Por Ana Luiza Sanfilippo, Anna Muradi, Giulia Troncoso, Luísa Evangelista, Rafaela de Oliveira e Renato Badro : janeiro 17, 2023

Foto: Janko Ferlič via Unsplash

Do Império Romano ao booktok, confira um panorama histórico das bibliotecas e uma perspectiva de futuro para o mercado de livros no Brasil

As bibliotecas, livrarias e editoras cumprem papéis sociais essenciais e são fundamentais no processo de formação dos cidadãos. Nos últimos anos, esse setor foi muito impactado pelo surgimento das novas tecnologias digitais, pela situação econômica do Brasil e pela pandemia da COVID-19. Com isso, os hábitos de compra e leitura de livros foram transformados. O futuro dessas instituições culturais é incerto e tem gerado muitas discussões.

Para compreender o assunto de forma aprofundada, os especialistas Jurandy Valença (gestor, jornalista, curador, escritor e atual diretor da Biblioteca Mário de Andrade), Marcelo Duarte (dono da Editora Panda), Márcio Pozzer (gestor de políticas públicas e professor do IFRS) e Francisco Dias (escritor) apontam suas opiniões e compartilham seus conhecimentos.

História das bibliotecas

Apesar de serem parte do cotidiano das pessoas, poucos sabem como as bibliotecas surgiram e se tornaram o que são hoje. Tudo começou porque os seres humanos precisavam de um local para usar como um “depósito de conhecimento”. Na antiguidade, elas não tinham caráter público, ou seja, a população não tinha acesso ao seu acervo. “A leitura não era incentivada, porque se você lê, você está se empoderando, adquirindo conhecimento, adquirindo lugar de fala e antigamente eles não queriam isso”, afirma Jurandy Valença sobre os governantes da época.

Quem começou a moldar as bibliotecas públicas mais parecidas com o modelo que conhecemos hoje foi o imperador romano Júlio César, e, após isso, a ideia passou a ser valorizada.
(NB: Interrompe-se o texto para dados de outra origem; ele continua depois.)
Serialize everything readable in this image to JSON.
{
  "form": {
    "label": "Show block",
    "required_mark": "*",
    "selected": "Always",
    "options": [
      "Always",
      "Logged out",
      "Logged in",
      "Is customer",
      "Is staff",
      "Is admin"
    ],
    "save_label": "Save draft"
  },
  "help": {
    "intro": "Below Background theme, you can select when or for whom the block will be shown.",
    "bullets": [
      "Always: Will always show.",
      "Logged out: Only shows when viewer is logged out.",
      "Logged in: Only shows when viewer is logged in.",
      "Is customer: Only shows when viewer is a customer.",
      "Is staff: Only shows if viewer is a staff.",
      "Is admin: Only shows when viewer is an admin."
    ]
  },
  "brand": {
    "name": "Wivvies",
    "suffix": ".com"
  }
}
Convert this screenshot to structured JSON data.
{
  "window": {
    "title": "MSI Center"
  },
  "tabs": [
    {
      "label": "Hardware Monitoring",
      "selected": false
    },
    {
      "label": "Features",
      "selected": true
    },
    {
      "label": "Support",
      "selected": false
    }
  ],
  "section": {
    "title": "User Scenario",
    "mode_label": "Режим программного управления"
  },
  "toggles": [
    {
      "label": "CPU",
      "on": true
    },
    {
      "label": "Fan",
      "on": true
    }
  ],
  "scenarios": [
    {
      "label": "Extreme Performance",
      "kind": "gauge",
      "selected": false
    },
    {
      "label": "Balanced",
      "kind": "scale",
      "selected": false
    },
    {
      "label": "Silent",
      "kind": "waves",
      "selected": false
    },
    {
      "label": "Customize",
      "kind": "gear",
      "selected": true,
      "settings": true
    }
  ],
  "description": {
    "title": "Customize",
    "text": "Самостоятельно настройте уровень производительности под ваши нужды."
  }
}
A maior delas, inclusive, foi criada por outro imperador romano, Trajano, e levou o nome de “Ulpiana”. Hoje, elas estão tão presentes na comunidade que, mesmo que uma cidade com poucos habitantes não tenha livrarias ou cinemas, tem ao menos uma biblioteca pública. “ Essa é a realidade dos pequenos municípios”, afirma Márcio Pozzer. “Eles têm bibliotecas públicas e municipais, porque essa é uma política difundida e quase universalizada. Quase todos municípios têm bibliotecas públicas.”

O surgimento das universidades também impactou fortemente o desenvolvimento das bibliotecas, já que com as chamadas “bibliotecas universitárias” chegaram, também, os primeiros catálogos, que organizavam os nomes dos autores e das obras, além de indicações de onde encontrá-las. Finalmente, no Renascimento, essas instituições primordiais iniciaram seu importante papel de disseminadoras de informação.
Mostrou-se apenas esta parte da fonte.